NIA Employs Community Service to Honor MLK Legacy
The National Institute on Aging has wrapped up another successful year of programs for its adopted school, Sinclair Lane Elementary School, located near the institute's Gerontology Research Center (GRC) in southeast Baltimore.
According to Sheila Thornton, a consulting teacher at the school, the students benefit immensely from the partnership with NIA employees. "Our students crave the attention the NIA volunteers provide and they thank the principal profusely after they have spent time with the volunteers."
Most recently, NIA participated in American Education Week last November through the "Ready, Set, Read" campaign. Thirteen NIA employees volunteered to read to students in classrooms. It proved to be enjoyable for the students and volunteers. Researcher Bruce Ziman, dressed as the Tin Man, presented a talk, "Ease on Down the Road to Research" as part of the Health Career Fair that week.
NIA helped kick off the new school year last September by donating 6 tables and 50 chairs to the school. The donated furniture has been put to good use in one of the resource rooms. And at the school's closing ceremonies in June, a student was presented with an award, donated by a GRC employee, for most improved school work.
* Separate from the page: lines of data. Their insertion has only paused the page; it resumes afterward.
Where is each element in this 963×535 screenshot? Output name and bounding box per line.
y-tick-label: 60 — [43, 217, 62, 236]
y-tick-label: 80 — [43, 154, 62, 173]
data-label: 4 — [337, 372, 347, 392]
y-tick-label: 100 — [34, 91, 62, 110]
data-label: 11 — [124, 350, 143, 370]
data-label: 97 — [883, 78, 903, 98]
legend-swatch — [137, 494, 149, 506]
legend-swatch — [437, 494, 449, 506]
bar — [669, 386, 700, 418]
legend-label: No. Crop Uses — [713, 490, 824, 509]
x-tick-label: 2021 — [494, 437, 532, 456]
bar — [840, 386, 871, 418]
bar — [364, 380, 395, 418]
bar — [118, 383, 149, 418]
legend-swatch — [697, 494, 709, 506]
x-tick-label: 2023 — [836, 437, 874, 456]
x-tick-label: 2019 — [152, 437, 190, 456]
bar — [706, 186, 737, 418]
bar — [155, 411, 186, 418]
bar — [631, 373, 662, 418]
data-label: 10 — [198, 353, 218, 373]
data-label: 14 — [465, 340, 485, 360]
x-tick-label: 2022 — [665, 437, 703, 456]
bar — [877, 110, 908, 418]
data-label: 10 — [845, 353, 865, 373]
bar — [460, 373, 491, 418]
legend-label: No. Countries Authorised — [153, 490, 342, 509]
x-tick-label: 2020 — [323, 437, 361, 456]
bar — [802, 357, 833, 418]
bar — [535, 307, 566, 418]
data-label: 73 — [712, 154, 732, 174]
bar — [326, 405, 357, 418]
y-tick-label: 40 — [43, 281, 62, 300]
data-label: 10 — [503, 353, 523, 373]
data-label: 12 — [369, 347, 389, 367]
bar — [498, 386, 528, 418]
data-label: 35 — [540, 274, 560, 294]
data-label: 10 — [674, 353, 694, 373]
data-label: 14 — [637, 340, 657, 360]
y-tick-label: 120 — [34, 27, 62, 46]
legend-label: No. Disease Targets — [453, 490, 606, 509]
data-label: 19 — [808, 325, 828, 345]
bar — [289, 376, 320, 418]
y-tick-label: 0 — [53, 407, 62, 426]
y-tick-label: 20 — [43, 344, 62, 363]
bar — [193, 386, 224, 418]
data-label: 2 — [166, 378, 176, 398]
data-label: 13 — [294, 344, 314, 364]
Last May, 45 students enjoyed the second annual Junior Scientists' Day at the GRC. Wearing lab coats and safety glasses, students observed computerized cell sorting, a nuclear magnetic resonance spectrophotometer scanning an orange, old and young rats running through a maze to test their memories, and other interesting laboratory demonstrations. They also enjoyed watching a video produced especially for children, You Can Be a Scientist Too!
A year ago, 29 GRC employees volunteered in classrooms and the school office in response to the Martin Luther King Commission's request that all Americans set the example for honoring King and his work by getting involved in community service throughout the year.
The NIA IRP human relations committee sponsored "Observance through Service" week at the school last January. Each NIA volunteer spent at least 2 hours at the school reading to and tutoring students, assisting teachers in the classrooms, setting up computer equipment, labeling staff mailboxes, and updating files in the school's office. NIA employees Arlene Jackson and Carolyn Eames read Curious George to first graders and helped them cut out flash cards and arrange them in the proper sequence of the story. Afterward, they made Curious George puppets out of paper plates and construction paper. "It is very rewarding for me to see the children light up because they see that people have a special interest in them," said Jackson. "I feel good that I can give a little sunshine to these kids."
In March 1997, NIA director Dr. Richard Hodes authorized supervisors to allow official duty time for employees in all levels, careers and localities to participate in the Adopt-a-School program. According to Jackson, "Observance through Service" week served as a mentoring program kickoff at the school.
Last year, NIA employees also donated used stamps from around the world, local grocery store cash register receipts that were redeemed for computer equipment, office supplies, and used magazines that students used for cut-and-paste projects. Also, NIA employees have accompanied students on field trips to the zoo and science center.
"The past year's partnership between Sinclair Lane Elementary School students and faculty and NIA employees has been most rewarding," said Jackson of NIA's EEO Office, who is coordinator of the Adopt-a-School program. "All NIA employees have gifts to contribute to this worthy program. I encourage other NIH institutes to implement an Adopt-a-School program if they haven't already done so."